ITV Aims For £150 Million Online Revenue, Emphasis On Display And Targeted Web Video Ads

ITV executive chairman Michael Grade has declared his intention to bring in £150 million in online revenues by 2010 (it’s currently around £30 million), as part of an ambitious overhaul programme to safeguard the oft-flagging commercial TV broadcaster. In a briefing, Grade said at least 75 percent of those online revenues would come from online display, video and local classified advertising, the rest from subscription services and pay-for content.

He wants ITV.com (recently relaunched to include embedded, ad-supported video-on-demand and live TV channel streams) to become a top-10 UK commercial entertainment site, “build online businesses of scale and successfully leverage our content and brand assets online”.

They’re placing a lot of emphasis on those web video ads, revealing they aim to run video ads targeted at individual online viewers – the holy grail of online video advertising. And they want to increase viewership by “syndicating our content to platform operators and content aggregators, generating advertising revenues, earning licence fees and driving traffic back to ITV.com.”

Grade revealed ITV Local (the network of community and local video sites based on the gradually evaporating old ITV regional network) would go nationwide in November. And he said ITV will continue to grow Friends Reunited, the pioneering UK social network that now seems lost in a sea of Facebooks and MySpaces, by adding new features. Though that site’s profile has dipped since its heyday, it actually is the social network with the fifth largest UK audience, according to Nielsen//NetRatings (July).

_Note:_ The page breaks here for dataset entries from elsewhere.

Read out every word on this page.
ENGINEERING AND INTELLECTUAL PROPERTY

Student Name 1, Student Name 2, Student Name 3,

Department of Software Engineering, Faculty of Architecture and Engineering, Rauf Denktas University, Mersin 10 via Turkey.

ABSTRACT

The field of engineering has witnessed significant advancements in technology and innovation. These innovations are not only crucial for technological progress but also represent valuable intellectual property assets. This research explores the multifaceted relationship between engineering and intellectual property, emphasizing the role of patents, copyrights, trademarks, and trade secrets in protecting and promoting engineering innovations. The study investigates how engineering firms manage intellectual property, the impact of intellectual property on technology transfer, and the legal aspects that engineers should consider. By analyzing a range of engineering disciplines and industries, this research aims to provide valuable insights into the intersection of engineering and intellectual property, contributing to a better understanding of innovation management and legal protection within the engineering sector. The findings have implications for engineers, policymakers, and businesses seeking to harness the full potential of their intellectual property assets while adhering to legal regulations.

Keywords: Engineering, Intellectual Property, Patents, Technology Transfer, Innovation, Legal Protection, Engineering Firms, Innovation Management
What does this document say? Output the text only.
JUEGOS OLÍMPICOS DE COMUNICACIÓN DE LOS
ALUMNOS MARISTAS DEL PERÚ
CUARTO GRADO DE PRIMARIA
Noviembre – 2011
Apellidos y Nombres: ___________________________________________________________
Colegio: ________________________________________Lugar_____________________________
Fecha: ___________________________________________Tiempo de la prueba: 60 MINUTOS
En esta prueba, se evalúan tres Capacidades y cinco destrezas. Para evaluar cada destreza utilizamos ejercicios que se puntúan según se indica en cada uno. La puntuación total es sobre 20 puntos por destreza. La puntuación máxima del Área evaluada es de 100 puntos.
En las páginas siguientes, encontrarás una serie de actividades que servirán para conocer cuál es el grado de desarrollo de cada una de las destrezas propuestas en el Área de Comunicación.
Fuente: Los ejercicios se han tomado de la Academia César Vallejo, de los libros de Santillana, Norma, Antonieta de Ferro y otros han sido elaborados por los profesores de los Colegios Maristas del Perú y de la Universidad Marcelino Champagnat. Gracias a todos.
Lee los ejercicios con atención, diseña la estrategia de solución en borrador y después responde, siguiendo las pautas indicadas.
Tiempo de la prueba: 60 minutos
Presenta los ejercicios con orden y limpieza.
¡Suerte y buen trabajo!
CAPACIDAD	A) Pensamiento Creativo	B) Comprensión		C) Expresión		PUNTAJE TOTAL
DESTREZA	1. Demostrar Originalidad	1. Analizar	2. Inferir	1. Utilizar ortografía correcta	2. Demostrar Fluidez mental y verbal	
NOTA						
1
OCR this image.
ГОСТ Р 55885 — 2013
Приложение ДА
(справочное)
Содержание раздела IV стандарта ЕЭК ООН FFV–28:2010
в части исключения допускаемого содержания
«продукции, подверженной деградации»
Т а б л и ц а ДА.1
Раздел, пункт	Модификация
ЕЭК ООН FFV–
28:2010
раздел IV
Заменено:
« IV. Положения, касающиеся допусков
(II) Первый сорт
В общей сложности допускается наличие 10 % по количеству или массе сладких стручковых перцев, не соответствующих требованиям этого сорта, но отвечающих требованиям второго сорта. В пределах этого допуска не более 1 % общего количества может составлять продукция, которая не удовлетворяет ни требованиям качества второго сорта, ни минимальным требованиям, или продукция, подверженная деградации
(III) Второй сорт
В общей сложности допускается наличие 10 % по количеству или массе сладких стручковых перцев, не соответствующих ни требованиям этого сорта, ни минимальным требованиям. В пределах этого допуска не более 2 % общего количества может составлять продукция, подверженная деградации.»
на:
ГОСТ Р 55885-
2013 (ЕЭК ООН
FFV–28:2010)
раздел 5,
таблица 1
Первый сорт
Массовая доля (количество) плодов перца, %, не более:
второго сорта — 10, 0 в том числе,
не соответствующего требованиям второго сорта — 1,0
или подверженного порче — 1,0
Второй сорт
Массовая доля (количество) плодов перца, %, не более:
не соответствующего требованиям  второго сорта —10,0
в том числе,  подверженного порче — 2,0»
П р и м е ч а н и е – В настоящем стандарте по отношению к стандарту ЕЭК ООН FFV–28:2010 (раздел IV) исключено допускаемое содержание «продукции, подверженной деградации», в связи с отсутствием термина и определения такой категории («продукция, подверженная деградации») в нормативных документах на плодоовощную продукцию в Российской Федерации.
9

ITV’s performance has been hit by a combination of poorly-received programming, the explosion of multi-channel TV, a downturn in TV ads last year and what it says is the “straitjacket” imposed by Contract Rights Renewal, the regulatory restriction that caps the amount it can make from advertising. In today’s briefing, the company said its share of the commercial impact amongst adults between January and September this year fell 3.4 percent (but last year it was down 10.5 percent).